On Thu, 9 Mar 2023 10:12:43 +0100
Boris Brezillon <boris.brezillon@xxxxxxxxxxxxx> wrote:

> Hi Danilo,
>
> On Fri, 17 Feb 2023 14:44:06 +0100
> Danilo Krummrich <dakr@xxxxxxxxxx> wrote:
>
> > Changes in V2:
> > ==============
> > Nouveau:
> > - Reworked the Nouveau VM_BIND UAPI to avoid memory allocations in fence
> > signalling critical sections. Updates to the VA space are split up in three
> > separate stages, where only the 2. stage executes in a fence signalling
> > critical section:
> >
> > 1. update the VA space, allocate new structures and page tables
>
> Sorry for the silly question, but I didn't find where the page tables
> pre-allocation happens. Mind pointing it to me? It's also unclear when
> this step happens. Is this at bind-job submission time, when the job is
> not necessarily ready to run, potentially waiting for other deps to be
> signaled. Or is it done when all deps are met, as an extra step before
> jumping to step 2. If that's the former, then I don't see how the VA
> space update can happen, since the bind-job might depend on other
> bind-jobs modifying the same portion of the VA space (unbind ops might
> lead to intermediate page table levels disappearing while we were
> waiting for deps). If it's the latter, I wonder why this is not
> considered as an allocation in the fence signaling path (for the
> bind-job out-fence to be signaled, you need these allocations to
> succeed, unless failing to allocate page-tables is considered like a HW
> misbehavior and the fence is signaled with an error in that case).

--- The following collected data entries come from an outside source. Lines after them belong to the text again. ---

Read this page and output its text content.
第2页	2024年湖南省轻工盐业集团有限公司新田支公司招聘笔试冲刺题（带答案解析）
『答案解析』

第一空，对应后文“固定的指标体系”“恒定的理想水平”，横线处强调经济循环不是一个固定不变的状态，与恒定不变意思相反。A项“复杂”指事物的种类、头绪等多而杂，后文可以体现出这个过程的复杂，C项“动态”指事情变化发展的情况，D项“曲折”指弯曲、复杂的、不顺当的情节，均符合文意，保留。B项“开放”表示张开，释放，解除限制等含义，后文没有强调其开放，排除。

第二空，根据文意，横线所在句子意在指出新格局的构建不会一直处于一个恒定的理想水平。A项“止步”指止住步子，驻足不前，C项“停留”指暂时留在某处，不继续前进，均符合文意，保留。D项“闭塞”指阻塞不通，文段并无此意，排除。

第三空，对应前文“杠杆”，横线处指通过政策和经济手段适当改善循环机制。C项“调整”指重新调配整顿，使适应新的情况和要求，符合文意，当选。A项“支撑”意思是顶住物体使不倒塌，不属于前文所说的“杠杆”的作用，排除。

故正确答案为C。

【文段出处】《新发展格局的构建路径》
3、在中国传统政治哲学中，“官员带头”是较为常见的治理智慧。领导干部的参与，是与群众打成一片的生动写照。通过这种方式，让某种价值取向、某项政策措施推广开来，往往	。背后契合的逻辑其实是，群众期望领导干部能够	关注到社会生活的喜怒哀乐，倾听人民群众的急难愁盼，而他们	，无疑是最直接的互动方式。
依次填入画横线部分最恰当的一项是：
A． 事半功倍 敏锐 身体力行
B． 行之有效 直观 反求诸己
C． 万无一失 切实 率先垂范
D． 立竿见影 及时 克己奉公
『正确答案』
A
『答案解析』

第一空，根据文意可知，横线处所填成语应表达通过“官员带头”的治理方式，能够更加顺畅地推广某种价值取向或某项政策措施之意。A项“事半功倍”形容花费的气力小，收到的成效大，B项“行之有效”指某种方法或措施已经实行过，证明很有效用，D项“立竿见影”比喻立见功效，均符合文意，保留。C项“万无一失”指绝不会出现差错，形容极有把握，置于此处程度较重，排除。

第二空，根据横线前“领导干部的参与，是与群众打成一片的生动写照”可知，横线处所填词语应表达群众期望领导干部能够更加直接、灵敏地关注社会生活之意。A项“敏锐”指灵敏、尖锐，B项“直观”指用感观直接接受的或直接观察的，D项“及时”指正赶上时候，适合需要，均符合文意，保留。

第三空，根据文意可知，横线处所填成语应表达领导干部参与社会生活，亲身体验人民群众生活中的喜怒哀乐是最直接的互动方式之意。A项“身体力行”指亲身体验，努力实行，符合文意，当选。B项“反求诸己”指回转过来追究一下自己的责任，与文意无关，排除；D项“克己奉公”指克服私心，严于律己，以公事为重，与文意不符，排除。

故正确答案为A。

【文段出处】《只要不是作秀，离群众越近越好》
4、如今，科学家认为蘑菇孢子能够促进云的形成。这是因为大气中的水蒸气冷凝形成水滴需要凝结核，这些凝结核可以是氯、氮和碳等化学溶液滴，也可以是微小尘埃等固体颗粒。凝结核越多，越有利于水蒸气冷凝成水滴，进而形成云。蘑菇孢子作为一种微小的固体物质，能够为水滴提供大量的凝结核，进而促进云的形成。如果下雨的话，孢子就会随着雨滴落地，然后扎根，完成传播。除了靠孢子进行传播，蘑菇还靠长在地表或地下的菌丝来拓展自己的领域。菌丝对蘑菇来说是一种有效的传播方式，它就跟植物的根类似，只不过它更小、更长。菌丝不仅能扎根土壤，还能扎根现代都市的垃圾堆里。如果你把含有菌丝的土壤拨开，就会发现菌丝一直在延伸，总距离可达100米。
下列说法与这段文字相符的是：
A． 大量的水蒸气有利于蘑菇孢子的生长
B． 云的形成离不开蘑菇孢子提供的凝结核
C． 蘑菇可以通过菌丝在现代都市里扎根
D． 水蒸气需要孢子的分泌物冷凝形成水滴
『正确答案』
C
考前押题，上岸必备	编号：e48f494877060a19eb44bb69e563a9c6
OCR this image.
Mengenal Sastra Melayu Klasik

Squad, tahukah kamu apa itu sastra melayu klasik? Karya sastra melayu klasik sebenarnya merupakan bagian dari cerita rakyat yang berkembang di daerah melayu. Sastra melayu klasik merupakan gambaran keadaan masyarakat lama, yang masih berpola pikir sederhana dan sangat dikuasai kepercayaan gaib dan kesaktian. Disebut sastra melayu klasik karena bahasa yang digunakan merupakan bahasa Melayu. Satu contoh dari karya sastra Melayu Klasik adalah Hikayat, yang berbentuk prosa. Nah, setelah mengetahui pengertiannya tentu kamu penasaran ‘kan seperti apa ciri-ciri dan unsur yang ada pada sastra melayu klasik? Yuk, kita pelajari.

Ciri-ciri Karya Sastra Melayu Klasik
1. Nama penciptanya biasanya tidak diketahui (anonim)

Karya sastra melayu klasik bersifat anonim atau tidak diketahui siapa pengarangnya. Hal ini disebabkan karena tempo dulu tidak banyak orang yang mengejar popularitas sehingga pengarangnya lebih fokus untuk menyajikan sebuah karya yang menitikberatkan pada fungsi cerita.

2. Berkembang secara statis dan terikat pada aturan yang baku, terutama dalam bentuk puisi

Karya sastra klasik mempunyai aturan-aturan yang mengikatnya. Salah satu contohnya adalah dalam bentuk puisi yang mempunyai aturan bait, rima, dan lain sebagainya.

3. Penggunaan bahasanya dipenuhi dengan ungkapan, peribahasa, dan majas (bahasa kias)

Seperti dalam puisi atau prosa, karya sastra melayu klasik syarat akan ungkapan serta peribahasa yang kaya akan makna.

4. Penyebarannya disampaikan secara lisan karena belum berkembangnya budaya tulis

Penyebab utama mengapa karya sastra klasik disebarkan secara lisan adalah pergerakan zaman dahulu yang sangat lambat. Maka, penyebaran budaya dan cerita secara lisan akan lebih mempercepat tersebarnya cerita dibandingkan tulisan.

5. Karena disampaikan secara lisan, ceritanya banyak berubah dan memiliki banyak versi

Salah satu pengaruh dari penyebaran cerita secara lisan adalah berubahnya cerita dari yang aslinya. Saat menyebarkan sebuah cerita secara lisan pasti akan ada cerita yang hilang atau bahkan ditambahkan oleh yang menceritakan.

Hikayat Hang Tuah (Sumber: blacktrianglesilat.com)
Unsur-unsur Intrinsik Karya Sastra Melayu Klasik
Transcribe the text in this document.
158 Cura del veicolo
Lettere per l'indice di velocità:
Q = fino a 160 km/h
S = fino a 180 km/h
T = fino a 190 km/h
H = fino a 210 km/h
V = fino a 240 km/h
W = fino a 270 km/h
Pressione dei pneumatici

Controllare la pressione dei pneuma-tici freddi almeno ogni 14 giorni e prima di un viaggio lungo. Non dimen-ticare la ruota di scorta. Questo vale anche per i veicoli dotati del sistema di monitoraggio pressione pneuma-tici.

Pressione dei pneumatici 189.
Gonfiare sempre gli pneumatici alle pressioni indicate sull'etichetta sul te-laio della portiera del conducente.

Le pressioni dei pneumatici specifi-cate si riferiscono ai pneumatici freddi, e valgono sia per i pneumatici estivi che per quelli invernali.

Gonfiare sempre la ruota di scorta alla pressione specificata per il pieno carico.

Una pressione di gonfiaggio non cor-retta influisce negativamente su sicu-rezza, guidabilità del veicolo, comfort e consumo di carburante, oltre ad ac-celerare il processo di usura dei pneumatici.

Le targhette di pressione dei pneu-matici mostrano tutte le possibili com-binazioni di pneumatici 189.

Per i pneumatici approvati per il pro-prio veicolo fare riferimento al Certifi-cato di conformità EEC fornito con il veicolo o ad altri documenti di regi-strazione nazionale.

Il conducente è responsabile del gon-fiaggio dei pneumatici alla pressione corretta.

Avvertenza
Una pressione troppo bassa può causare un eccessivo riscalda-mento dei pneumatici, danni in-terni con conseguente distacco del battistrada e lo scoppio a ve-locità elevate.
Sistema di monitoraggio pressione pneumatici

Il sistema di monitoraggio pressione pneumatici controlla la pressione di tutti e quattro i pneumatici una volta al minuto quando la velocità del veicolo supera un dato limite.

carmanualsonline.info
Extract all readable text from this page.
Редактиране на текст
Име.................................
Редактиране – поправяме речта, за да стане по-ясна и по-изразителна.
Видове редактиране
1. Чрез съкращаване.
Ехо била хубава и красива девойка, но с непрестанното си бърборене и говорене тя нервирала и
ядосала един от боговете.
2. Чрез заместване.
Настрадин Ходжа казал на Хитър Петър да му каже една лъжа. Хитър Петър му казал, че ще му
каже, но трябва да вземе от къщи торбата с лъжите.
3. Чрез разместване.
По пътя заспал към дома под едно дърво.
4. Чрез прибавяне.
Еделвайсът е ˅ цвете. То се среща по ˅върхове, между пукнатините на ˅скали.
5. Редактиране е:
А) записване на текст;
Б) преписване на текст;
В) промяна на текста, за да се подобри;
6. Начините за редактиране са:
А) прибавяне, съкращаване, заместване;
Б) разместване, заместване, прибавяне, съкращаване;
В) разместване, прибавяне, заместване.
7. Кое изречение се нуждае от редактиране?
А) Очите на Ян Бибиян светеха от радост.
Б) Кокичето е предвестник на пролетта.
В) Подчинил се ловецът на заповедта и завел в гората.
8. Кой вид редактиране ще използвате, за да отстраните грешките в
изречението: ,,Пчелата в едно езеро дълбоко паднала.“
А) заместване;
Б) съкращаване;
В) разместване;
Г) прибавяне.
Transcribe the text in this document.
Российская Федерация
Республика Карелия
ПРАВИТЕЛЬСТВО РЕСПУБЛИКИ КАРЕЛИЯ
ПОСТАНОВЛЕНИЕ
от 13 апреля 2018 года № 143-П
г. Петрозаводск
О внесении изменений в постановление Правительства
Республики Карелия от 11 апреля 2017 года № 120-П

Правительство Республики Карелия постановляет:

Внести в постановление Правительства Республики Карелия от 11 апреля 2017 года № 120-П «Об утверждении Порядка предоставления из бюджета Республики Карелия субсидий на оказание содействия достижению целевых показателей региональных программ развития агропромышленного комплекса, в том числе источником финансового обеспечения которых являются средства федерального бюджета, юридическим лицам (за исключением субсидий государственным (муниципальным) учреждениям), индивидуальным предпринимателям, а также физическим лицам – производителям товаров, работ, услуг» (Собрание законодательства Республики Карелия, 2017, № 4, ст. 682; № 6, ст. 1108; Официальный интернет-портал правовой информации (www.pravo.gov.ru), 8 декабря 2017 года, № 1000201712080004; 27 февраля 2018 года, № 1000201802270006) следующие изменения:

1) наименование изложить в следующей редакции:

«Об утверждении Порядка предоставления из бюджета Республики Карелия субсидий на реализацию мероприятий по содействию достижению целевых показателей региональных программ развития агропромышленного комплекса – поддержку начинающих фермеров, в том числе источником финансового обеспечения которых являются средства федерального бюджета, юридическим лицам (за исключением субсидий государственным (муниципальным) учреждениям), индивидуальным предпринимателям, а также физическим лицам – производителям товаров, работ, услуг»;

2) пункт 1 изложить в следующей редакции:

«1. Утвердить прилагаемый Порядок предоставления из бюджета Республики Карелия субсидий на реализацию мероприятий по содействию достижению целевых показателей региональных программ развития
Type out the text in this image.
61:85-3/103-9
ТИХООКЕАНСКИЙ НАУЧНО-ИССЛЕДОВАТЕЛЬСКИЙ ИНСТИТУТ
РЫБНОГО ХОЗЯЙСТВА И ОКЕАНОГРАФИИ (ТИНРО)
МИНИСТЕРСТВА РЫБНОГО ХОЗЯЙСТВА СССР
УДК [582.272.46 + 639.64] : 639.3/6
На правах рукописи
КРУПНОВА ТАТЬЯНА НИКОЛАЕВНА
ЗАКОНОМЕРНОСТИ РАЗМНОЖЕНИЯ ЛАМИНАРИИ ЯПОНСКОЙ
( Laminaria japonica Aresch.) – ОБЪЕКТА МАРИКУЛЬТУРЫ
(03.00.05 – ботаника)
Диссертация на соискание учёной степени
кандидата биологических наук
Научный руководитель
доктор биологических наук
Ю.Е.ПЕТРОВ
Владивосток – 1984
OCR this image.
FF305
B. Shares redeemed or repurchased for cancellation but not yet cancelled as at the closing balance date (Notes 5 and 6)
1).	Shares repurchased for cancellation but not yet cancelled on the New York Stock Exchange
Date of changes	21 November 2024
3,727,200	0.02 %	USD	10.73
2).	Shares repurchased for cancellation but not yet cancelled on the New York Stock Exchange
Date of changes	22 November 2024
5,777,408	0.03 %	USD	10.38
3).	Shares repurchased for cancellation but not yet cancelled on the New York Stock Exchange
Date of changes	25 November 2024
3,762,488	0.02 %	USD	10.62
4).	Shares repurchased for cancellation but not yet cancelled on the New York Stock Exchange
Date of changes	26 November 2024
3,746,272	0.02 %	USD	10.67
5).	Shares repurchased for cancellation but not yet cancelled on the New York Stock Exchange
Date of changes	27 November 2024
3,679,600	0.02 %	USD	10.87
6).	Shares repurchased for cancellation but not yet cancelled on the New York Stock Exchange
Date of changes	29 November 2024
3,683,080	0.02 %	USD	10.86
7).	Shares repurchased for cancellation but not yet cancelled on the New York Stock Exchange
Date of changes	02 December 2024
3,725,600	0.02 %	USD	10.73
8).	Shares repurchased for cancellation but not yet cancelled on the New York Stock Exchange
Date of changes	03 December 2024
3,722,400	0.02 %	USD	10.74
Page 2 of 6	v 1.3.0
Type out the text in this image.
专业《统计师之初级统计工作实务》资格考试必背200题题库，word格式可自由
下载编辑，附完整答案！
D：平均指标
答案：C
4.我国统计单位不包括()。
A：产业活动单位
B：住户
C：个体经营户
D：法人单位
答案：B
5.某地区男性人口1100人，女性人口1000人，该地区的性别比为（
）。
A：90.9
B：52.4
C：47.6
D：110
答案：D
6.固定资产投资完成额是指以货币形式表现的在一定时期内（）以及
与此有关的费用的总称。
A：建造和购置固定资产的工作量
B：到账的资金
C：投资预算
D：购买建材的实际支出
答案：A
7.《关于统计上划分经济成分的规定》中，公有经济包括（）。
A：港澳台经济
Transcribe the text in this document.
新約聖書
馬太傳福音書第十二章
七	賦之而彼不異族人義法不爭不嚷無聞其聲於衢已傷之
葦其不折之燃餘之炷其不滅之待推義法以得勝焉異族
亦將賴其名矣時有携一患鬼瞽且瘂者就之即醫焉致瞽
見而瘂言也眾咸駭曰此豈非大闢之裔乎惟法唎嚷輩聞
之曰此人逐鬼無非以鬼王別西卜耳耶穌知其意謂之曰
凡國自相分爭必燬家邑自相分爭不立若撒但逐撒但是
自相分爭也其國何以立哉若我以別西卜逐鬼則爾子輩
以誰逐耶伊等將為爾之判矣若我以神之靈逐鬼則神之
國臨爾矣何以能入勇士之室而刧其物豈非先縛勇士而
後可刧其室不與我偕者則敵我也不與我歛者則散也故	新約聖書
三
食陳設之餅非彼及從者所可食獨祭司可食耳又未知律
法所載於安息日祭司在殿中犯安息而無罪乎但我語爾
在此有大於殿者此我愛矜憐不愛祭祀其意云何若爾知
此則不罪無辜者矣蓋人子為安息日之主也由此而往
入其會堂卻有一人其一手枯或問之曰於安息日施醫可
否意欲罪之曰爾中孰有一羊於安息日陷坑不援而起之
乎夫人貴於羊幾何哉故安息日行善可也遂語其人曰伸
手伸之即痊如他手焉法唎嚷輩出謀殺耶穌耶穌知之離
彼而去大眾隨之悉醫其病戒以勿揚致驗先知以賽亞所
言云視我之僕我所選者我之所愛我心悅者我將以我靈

Ok, so I just noticed you only have one bind queue per drm_file
(cli->sched_entity), and jobs are executed in-order on a given queue,
so I guess that allows you to modify the VA space at submit time
without risking any modifications to the VA space coming from other
bind-queues targeting the same VM. And, if I'm correct, synchronous
bind/unbind ops take the same path, so no risk for those to modify the
VA space either (just wonder if it's a good thing to have to sync
bind/unbind operations waiting on async ones, but that's a different
topic).

>
> Note that I'm not familiar at all with Nouveau or TTM, and it might
> be something that's solved by another component, or I'm just
> misunderstanding how the whole thing is supposed to work. This being
> said, I'd really like to implement a VM_BIND-like uAPI in pancsf using
> the gpuva_manager infra you're proposing here, so please bare with me
> :-).
>
> > 2. (un-)map the requested memory bindings
> > 3. free structures and page tables
> >
> > - Separated generic job scheduler code from specific job implementations.
> > - Separated the EXEC and VM_BIND implementation of the UAPI.
> > - Reworked the locking parts of the nvkm/vmm RAW interface, such that
> > (un-)map operations can be executed in fence signalling critical sections.
> >
>
> Regards,
>
> Boris
>